Page 47 of Sold to Her Mate


Font Size:

“So I’ve been told.”

They lapsed into silence once more, but Cora’s mind was racing. She didn’t know what to make of Grayson sometimes—how he could be so infuriatingly closed off yet so fiercely protective. How he could make her feel like she was the only thing that mattered, even when he insisted he didn’t want to be tied to her.

“Can I ask you something?” she said after a while.

Grayson raised an eyebrow. “You’re going to anyway.”

She rolled her eyes. “What would you be doing right now if none of this had happened? If there was no bond, no auction, no Theodore?”

He seemed to consider her question for a moment, his gaze distant. “Probably still chasing down people like him. It’s what I’ve always done.”

“Even if it meant giving up everything else?”

He met her eyes, and she saw a flicker of something vulnerable beneath his usually stoic exterior for the first time. “Some things are worth giving up.”

Her chest tightened at the weight of his words, and she looked away, focusing on the last bite of her toast. “That’s a depressing answer.”

“Reality usually is.”

Cora set her fork down and leaned back in her chair, studying him. “Do you ever wish you’d chosen differently?”

“Every day,” he admitted, his voice low.

The honesty in his tone took her by surprise, and she didn’t know what to say. She hadn’t expected him to answer at all, let alone with such raw truth.

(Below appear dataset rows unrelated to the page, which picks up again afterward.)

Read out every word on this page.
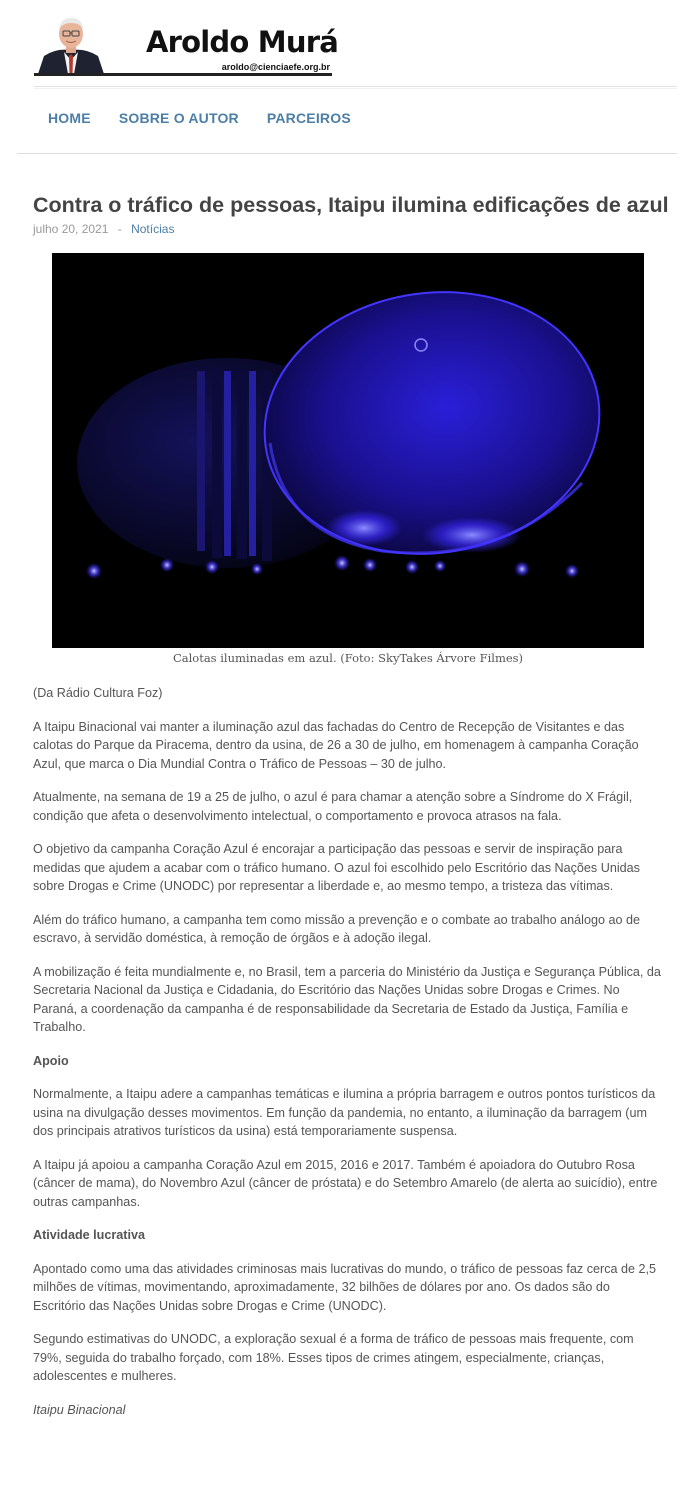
Aroldo Murá
aroldo@cienciaefe.org.br
HOME	SOBRE O AUTOR	PARCEIROS
Contra o tráfico de pessoas, Itaipu ilumina edificações de azul
julho 20, 2021 - Notícias
Calotas iluminadas em azul. (Foto: SkyTakes Árvore Filmes)

(Da Rádio Cultura Foz)

A Itaipu Binacional vai manter a iluminação azul das fachadas do Centro de Recepção de Visitantes e das calotas do Parque da Piracema, dentro da usina, de 26 a 30 de julho, em homenagem à campanha Coração Azul, que marca o Dia Mundial Contra o Tráfico de Pessoas – 30 de julho.

Atualmente, na semana de 19 a 25 de julho, o azul é para chamar a atenção sobre a Síndrome do X Frágil, condição que afeta o desenvolvimento intelectual, o comportamento e provoca atrasos na fala.

O objetivo da campanha Coração Azul é encorajar a participação das pessoas e servir de inspiração para medidas que ajudem a acabar com o tráfico humano. O azul foi escolhido pelo Escritório das Nações Unidas sobre Drogas e Crime (UNODC) por representar a liberdade e, ao mesmo tempo, a tristeza das vítimas.

Além do tráfico humano, a campanha tem como missão a prevenção e o combate ao trabalho análogo ao de escravo, à servidão doméstica, à remoção de órgãos e à adoção ilegal.

A mobilização é feita mundialmente e, no Brasil, tem a parceria do Ministério da Justiça e Segurança Pública, da Secretaria Nacional da Justiça e Cidadania, do Escritório das Nações Unidas sobre Drogas e Crimes. No Paraná, a coordenação da campanha é de responsabilidade da Secretaria de Estado da Justiça, Família e Trabalho.

Apoio

Normalmente, a Itaipu adere a campanhas temáticas e ilumina a própria barragem e outros pontos turísticos da usina na divulgação desses movimentos. Em função da pandemia, no entanto, a iluminação da barragem (um dos principais atrativos turísticos da usina) está temporariamente suspensa.

A Itaipu já apoiou a campanha Coração Azul em 2015, 2016 e 2017. Também é apoiadora do Outubro Rosa (câncer de mama), do Novembro Azul (câncer de próstata) e do Setembro Amarelo (de alerta ao suicídio), entre outras campanhas.

Atividade lucrativa

Apontado como uma das atividades criminosas mais lucrativas do mundo, o tráfico de pessoas faz cerca de 2,5 milhões de vítimas, movimentando, aproximadamente, 32 bilhões de dólares por ano. Os dados são do Escritório das Nações Unidas sobre Drogas e Crime (UNODC).

Segundo estimativas do UNODC, a exploração sexual é a forma de tráfico de pessoas mais frequente, com 79%, seguida do trabalho forçado, com 18%. Esses tipos de crimes atingem, especialmente, crianças, adolescentes e mulheres.

Itaipu Binacional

“What about you?” he asked, breaking the silence. “Do you wish things had gone differently?”

Cora caught herself fiddling with the edge of her plate and forced her hands to still. The weight of Grayson’s question lingered in the air, and for once, she didn’t try to brush it off. If he could be honest, maybe she owed him the same.

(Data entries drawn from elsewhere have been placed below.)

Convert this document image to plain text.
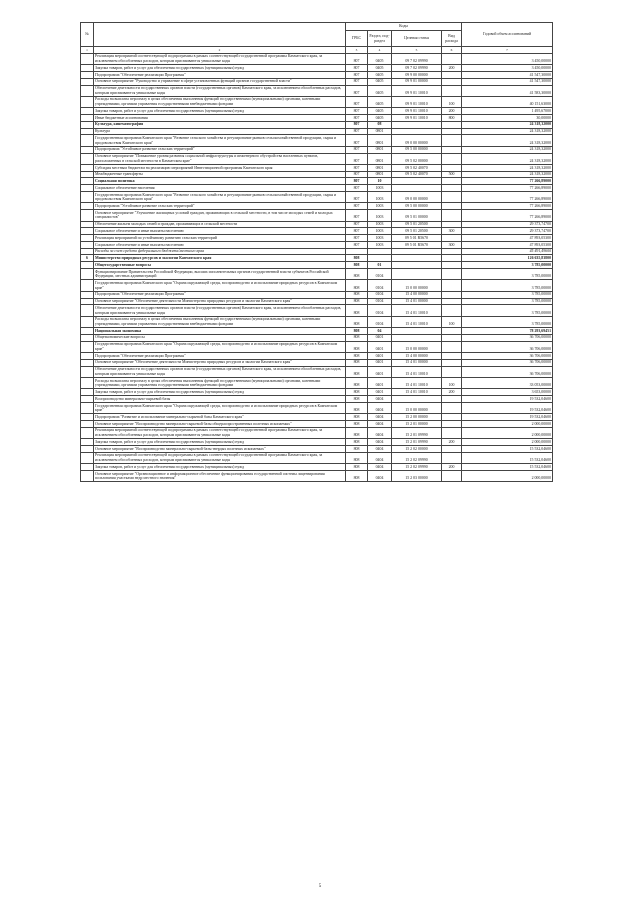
№		Коды				Годовой объем ассигнований
		ГРБС	Раздел, под-раздел	Целевая статья	Вид расхода	
1	2	3	4	5	6	7
	Реализация мероприятий соответствующей подпрограммы в рамках соответствующей государственной программы Камчатского края, за исключением обособленных расходов, которым присваиваются уникальные коды	807	0405	09 7 02 09990		3 450,00000
	Закупка товаров, работ и услуг для обеспечения государственных (муниципальных) нужд	807	0405	09 7 02 09990	200	3 450,00000
	Подпрограмма "Обеспечение реализации Программы"	807	0405	09 9 00 00000		41 547,30000
	Основное мероприятие "Руководство и управление в сфере установленных функций органов государственной власти"	807	0405	09 9 01 00000		41 547,30000
	Обеспечение деятельности государственных органов власти (государственных органов) Камчатского края, за исключением обособленных расходов, которым присваиваются уникальные коды	807	0405	09 9 01 10010		41 583,30000
	Расходы на выплаты персоналу в целях обеспечения выполнения функций государственными (муниципальными) органами, казенными учреждениями, органами управления государственными внебюджетными фондами	807	0405	09 9 01 10010	100	40 151,63000
	Закупка товаров, работ и услуг для обеспечения государственных (муниципальных) нужд	807	0405	09 9 01 10010	200	1 495,67000
	Иные бюджетные ассигнования	807	0405	09 9 01 10010	800	30,00000
	Культура, кинематография	807	08			24 318,32000
	Культура	807	0801			24 318,32000
	Государственная программа Камчатского края "Развитие сельского хозяйства и регулирование рынков сельскохозяйственной продукции, сырья и продовольствия Камчатского края"	807	0801	09 0 00 00000		24 318,32000
	Подпрограмма "Устойчивое развитие сельских территорий"	807	0801	09 5 00 00000		24 318,32000
	Основное мероприятие "Повышение уровня развития социальной инфраструктуры и инженерного обустройства населенных пунктов, расположенных в сельской местности в Камчатском крае"	807	0801	09 5 02 00000		24 318,32000
	Субсидия местным бюджетам на реализацию мероприятий Инвестиционной программы Камчатского края	807	0801	09 5 02 40070		24 318,32000
	Межбюджетные трансферты	807	0801	09 5 02 40070	500	24 318,32000
	Социальная политика	807	10			77 266,89000
	Социальное обеспечение населения	807	1003			77 266,89000
	Государственная программа Камчатского края "Развитие сельского хозяйства и регулирование рынков сельскохозяйственной продукции, сырья и продовольствия Камчатского края"	807	1003	09 0 00 00000		77 266,89000
	Подпрограмма "Устойчивое развитие сельских территорий"	807	1003	09 5 00 00000		77 266,89000
	Основное мероприятие "Улучшение жилищных условий граждан, проживающих в сельской местности, в том числе молодых семей и молодых специалистов"	807	1003	09 5 01 00000		77 266,89000
	Обеспечение жильем молодых семей и граждан, проживающих в сельской местности	807	1003	09 5 01 20500		29 373,74700
	Социальное обеспечение и иные выплаты населению	807	1003	09 5 01 20500	300	29 373,74700
	Реализация мероприятий по устойчивому развитию сельских территорий	807	1003	09 5 01 R5670		47 893,05300
	Социальное обеспечение и иные выплаты населению	807	1003	09 5 01 R5670	300	47 893,05300
	Расходы за счет средств федерального бюджета/местного края					45 491,49600
6	Министерство природных ресурсов и экологии Камчатского края	808				126 635,83800
	Общегосударственные вопросы	808	01			3 785,00000
	Функционирование Правительства Российской Федерации, высших исполнительных органов государственной власти субъектов Российской Федерации, местных администраций	808	0104			3 785,00000
	Государственная программа Камчатского края "Охрана окружающей среды, воспроизводство и использование природных ресурсов в Камчатском крае"	808	0104	15 0 00 00000		3 785,00000
	Подпрограмма "Обеспечение реализации Программы"	808	0104	15 4 00 00000		3 785,00000
	Основное мероприятие "Обеспечение деятельности Министерства природных ресурсов и экологии Камчатского края"	808	0104	15 4 01 00000		3 785,00000
	Обеспечение деятельности государственных органов власти (государственных органов) Камчатского края, за исключением обособленных расходов, которым присваиваются уникальные коды	808	0104	15 4 01 10010		3 785,00000
	Расходы на выплаты персоналу в целях обеспечения выполнения функций государственными (муниципальными) органами, казенными учреждениями, органами управления государственными внебюджетными фондами	808	0104	15 4 01 10010	100	3 785,00000
	Национальная экономика	808	04			78 293,69451
	Общеэкономические вопросы	808	0401			36 706,00000
	Государственная программа Камчатского края "Охрана окружающей среды, воспроизводство и использование природных ресурсов в Камчатском крае"	808	0401	15 0 00 00000		36 706,00000
	Подпрограмма "Обеспечение реализации Программы"	808	0401	15 4 00 00000		36 706,00000
	Основное мероприятие "Обеспечение деятельности Министерства природных ресурсов и экологии Камчатского края"	808	0401	15 4 01 00000		36 706,00000
	Обеспечение деятельности государственных органов власти (государственных органов) Камчатского края, за исключением обособленных расходов, которым присваиваются уникальные коды	808	0401	15 4 01 10010		36 706,00000
	Расходы на выплаты персоналу в целях обеспечения выполнения функций государственными (муниципальными) органами, казенными учреждениями, органами управления государственными внебюджетными фондами	808	0401	15 4 01 10010	100	33 053,00000
	Закупка товаров, работ и услуг для обеспечения государственных (муниципальных) нужд	808	0401	15 4 01 10010	200	3 653,00000
	Воспроизводство минерально-сырьевой базы	808	0404			19 532,04600
	Государственная программа Камчатского края "Охрана окружающей среды, воспроизводство и использование природных ресурсов в Камчатском крае"	808	0404	15 0 00 00000		19 532,04600
	Подпрограмма "Развитие и использование минерально-сырьевой базы Камчатского края"	808	0404	15 2 00 00000		19 532,04600
	Основное мероприятие "Воспроизводство минерально-сырьевой базы общераспространенных полезных ископаемых"	808	0404	15 2 01 00000		2 000,00000
	Реализация мероприятий соответствующей подпрограммы в рамках соответствующей государственной программы Камчатского края, за исключением обособленных расходов, которым присваиваются уникальные коды	808	0404	15 2 01 09990		2 000,00000
	Закупка товаров, работ и услуг для обеспечения государственных (муниципальных) нужд	808	0404	15 2 01 09990	200	2 000,00000
	Основное мероприятие "Воспроизводство минерально-сырьевой базы твердых полезных ископаемых"	808	0404	15 2 02 00000		15 532,04600
	Реализация мероприятий соответствующей подпрограммы в рамках соответствующей государственной программы Камчатского края, за исключением обособленных расходов, которым присваиваются уникальные коды	808	0404	15 2 02 09990		15 532,04600
	Закупка товаров, работ и услуг для обеспечения государственных (муниципальных) нужд	808	0404	15 2 02 09990	200	15 532,04600
	Основное мероприятие "Организационное и информационное обеспечение функционирования государственной системы лицензирования пользования участками недр местного значения"	808	0404	15 2 03 00000		2 000,00000
5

“I didn’t want it,” she admitted finally, her voice quieter now. “Leading the coven. It was never about ability. I could’ve done it. Hell, I probably would’ve been good at it, but…it’s not what I wanted.”

Grayson set down his fork, his attention fixed entirely on her. “Why not?”

“Because it wasn’t my choice,” she said, a flicker of frustration rising with the words. “From the moment I was old enough to understand what leadership meant, my parents made it clear that it was expected of me. Not asked—expected. Therewas never any room for discussion, no moment where they said, ‘What do you want, Cora?’”

Her voice tightened, and she pushed her plate aside. “The coven meant well, I guess. They thought they were giving me this incredible legacy, this gift. But all I ever saw was the responsibility. The constant weight of being everything to everyone. Always making decisions for the good of the group, even if it meant losing pieces of myself.”

Grayson’s brow furrowed, but he didn’t interrupt. He just listened, his expression steady, making her feel like it was okay to keep going.

“I didn’t want to spend my life pretending to be someone I wasn’t. Pretending that every rule and tradition was sacred when all I wanted was to figure out who I was without all that hanging over me.” She sighed, raking a hand through her hair. “And when I told them I didn’t want it, you’d think I’d set the whole coven on fire. They said I was being selfish and reckless. That I was turning my back on my family, maybe they were right.”

“They weren’t,” Grayson said firmly.

Her gaze snapped to his. “How can you say that? You didn’t know them. You didn’t know me back then.”

“I don’t have to. I know what it feels like to be backed into a corner, to have people expect you to give up your whole life for something they think is more important than you. Choosing yourself… That’s not selfish, Cora. That’s survival.”

“You make it sound so simple.”

“It’s not,” he admitted. “But that doesn’t mean they were right. Wanting something for yourself doesn’t make you selfish. It makes you human.”

She shook her head, and a bitter laugh escaped her lips. “It didn’t feel very human when I left. I thought I’d feel free, but mostly, I just felt…lost.”

“And now?”

“Now,” she said, staring at the table, “I don’t know. Some days, I feel like I made the right choice. Other days, I wonder if I ran away from something I could’ve fixed.”

Grayson leaned forward, resting his forearms on the table. “You didn’t run away. You made a choice. There’s a difference.”